Shortly before the meeting in Vienna, International Affairs held a roundtable on the topic of "Russia and OPEC" with the participation of the Economic Policy Department of the Russian Ministry of Foreign Affairs, Soyuzneftegaz specialists, experts from research and academic institutions, business people and independent analysts. The participants in the discussion agreed that Russia lacks a coherent strategy for cooperation with OPEC. Yuri Shafranik, Chairman of the Board of the Union of Oil and Gas Producers of Russia, formulated the common position: "Russia should adopt a line of conduct towards OPEC reflecting the potential pluses and minuses of cooperation. I am convinced that Russia and OPEC are significant players; it is another matter that their significance and influence tend to change."

Naturally, Russia's possible cooperation with OPEC was a topic of particular interest to us. In answer to my question, the head of the OPEC Fund for International Development spread his hands and said that the Fund was always ready for cooperation. Several areas of cooperation were immediately apparent. OFID is actively working on projects in Armenia, Tajikistan and Turkmenistan. Is there a reserve for cooperation with Russia? Mr. Al-Herbish reaffirmed the "open door" policy and did not rule out the possibility of trilateral cooperation with CIS countries. It should only be borne in mind that OFID focuses on assistance in the development of social, educational and infrastructure programs.

The latter could be of interest to Russia, especially since the Fund provides assistance mainly in the form of long-term concessional loans.

The second area of potential cooperation is reducing the impact of financial speculation in the global oil market.
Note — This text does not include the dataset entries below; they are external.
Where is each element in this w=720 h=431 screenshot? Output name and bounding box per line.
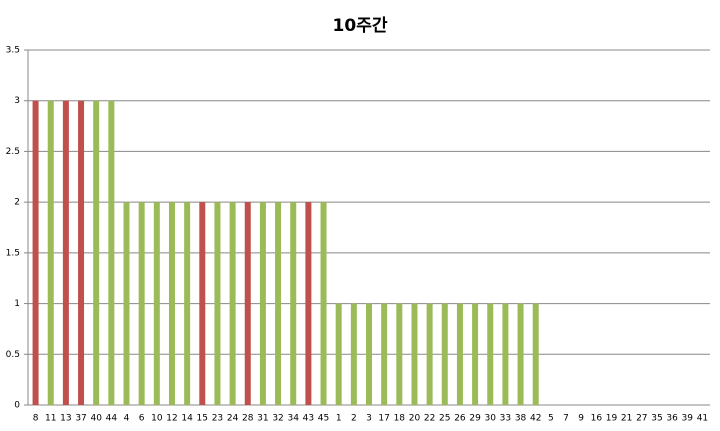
bar [320, 202, 327, 405]
x-tick-label: 3 [366, 414, 372, 424]
x-tick-label: 2 [351, 414, 357, 424]
y-tick-label: 1.5 [6, 248, 20, 258]
bar [532, 303, 539, 405]
bar [350, 303, 357, 405]
x-tick-label: 8 [33, 414, 39, 424]
x-tick-label: 31 [257, 414, 268, 424]
x-tick-label: 1 [336, 414, 342, 424]
x-tick-label: 11 [45, 414, 56, 424]
bar [32, 100, 39, 405]
x-tick-label: 32 [272, 414, 283, 424]
bar [517, 303, 524, 405]
x-tick-label: 12 [166, 414, 177, 424]
x-tick-label: 13 [60, 414, 71, 424]
y-tick-label: 2.5 [6, 147, 20, 157]
bar [153, 202, 160, 405]
bar [472, 303, 479, 405]
x-tick-label: 5 [548, 414, 554, 424]
y-tick-label: 0.5 [6, 350, 20, 360]
bar [426, 303, 433, 405]
x-tick-label: 40 [90, 414, 102, 424]
y-tick-label: 2 [14, 198, 20, 208]
bar [138, 202, 145, 405]
bar [229, 202, 236, 405]
bar [214, 202, 221, 405]
x-tick-label: 20 [409, 414, 421, 424]
x-tick-label: 18 [394, 414, 406, 424]
x-tick-label: 22 [424, 414, 435, 424]
bar [487, 303, 494, 405]
x-tick-label: 9 [578, 414, 584, 424]
bar [502, 303, 509, 405]
x-tick-label: 16 [591, 414, 603, 424]
bar [290, 202, 297, 405]
x-tick-label: 25 [439, 414, 450, 424]
x-tick-label: 42 [530, 414, 541, 424]
x-tick-label: 34 [287, 414, 299, 424]
x-tick-label: 27 [636, 414, 647, 424]
y-tick-label: 0 [14, 401, 20, 411]
x-tick-label: 43 [303, 414, 314, 424]
x-tick-label: 29 [469, 414, 481, 424]
x-tick-label: 41 [697, 414, 708, 424]
x-tick-label: 19 [606, 414, 618, 424]
x-tick-label: 44 [106, 414, 118, 424]
x-tick-label: 15 [197, 414, 208, 424]
x-tick-label: 30 [485, 414, 497, 424]
bar [168, 202, 175, 405]
bar [305, 202, 312, 405]
x-tick-label: 6 [139, 414, 145, 424]
x-tick-label: 35 [651, 414, 662, 424]
x-tick-label: 28 [242, 414, 254, 424]
x-tick-label: 45 [318, 414, 329, 424]
x-tick-label: 21 [621, 414, 632, 424]
y-tick-label: 1 [14, 299, 20, 309]
bar [123, 202, 130, 405]
y-tick-label: 3 [14, 96, 20, 106]
bar [441, 303, 448, 405]
chart-title: 10주간 [333, 16, 388, 36]
x-tick-label: 24 [227, 414, 239, 424]
bar [244, 202, 251, 405]
x-tick-label: 39 [682, 414, 694, 424]
bar [259, 202, 266, 405]
x-tick-label: 17 [378, 414, 389, 424]
bar [396, 303, 403, 405]
bar [47, 100, 54, 405]
x-tick-label: 23 [212, 414, 223, 424]
x-tick-label: 33 [500, 414, 511, 424]
x-tick-label: 26 [454, 414, 466, 424]
x-tick-label: 38 [515, 414, 527, 424]
x-tick-label: 36 [666, 414, 678, 424]
bar [184, 202, 191, 405]
bar [456, 303, 463, 405]
bar [108, 100, 115, 405]
bar [366, 303, 372, 405]
x-tick-label: 14 [181, 414, 193, 424]
bar [62, 100, 69, 405]
x-tick-label: 10 [151, 414, 163, 424]
x-tick-label: 4 [124, 414, 130, 424]
bar [93, 100, 100, 405]
bar [411, 303, 418, 405]
bar [381, 303, 388, 405]
bar [78, 100, 85, 405]
bar [275, 202, 282, 405]
bar [335, 303, 342, 405]
bar [199, 202, 206, 405]
y-tick-label: 3.5 [6, 46, 20, 56]
x-tick-label: 7 [563, 414, 569, 424]
x-tick-label: 37 [75, 414, 86, 424]
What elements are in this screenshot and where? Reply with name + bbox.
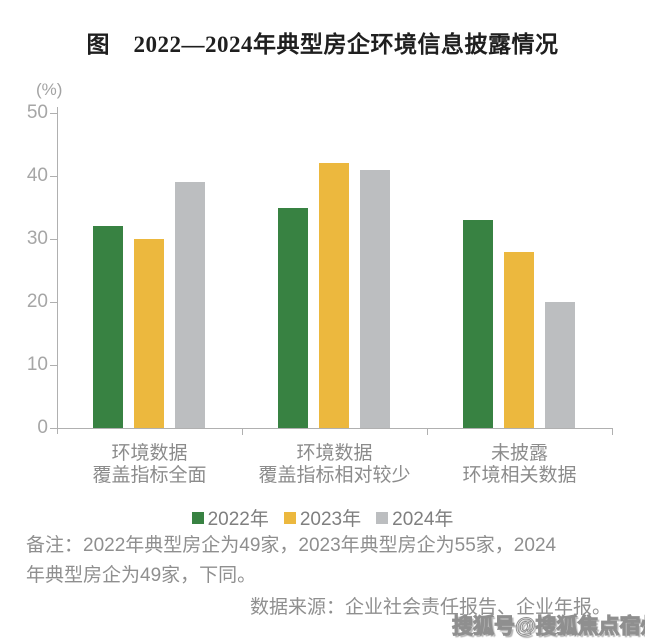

In the Director-General's view, Russia and OPEC countries that are members of the G20 could join forces to mobilize the world community to work in this direction.

Finally, joint specialist training and an exchange of analytical and statistical data banks could not only ensure "viability" but also breathe new life into the development of high technologies and diversification of the oil industry.

Should Russia join OPEC for this purpose? Russian experts are unanimous: oil production conditions in Russia and OPEC differ widely, and socio-economic imbalances do not allow us to put the issue of Russian membership of OPEC on the current agenda. In principle, Mr. Al-Herbish agrees with this. But what prevents Russia, he asked, from taking a more active part in OPEC activities and working together with OPEC member countries? What indeed?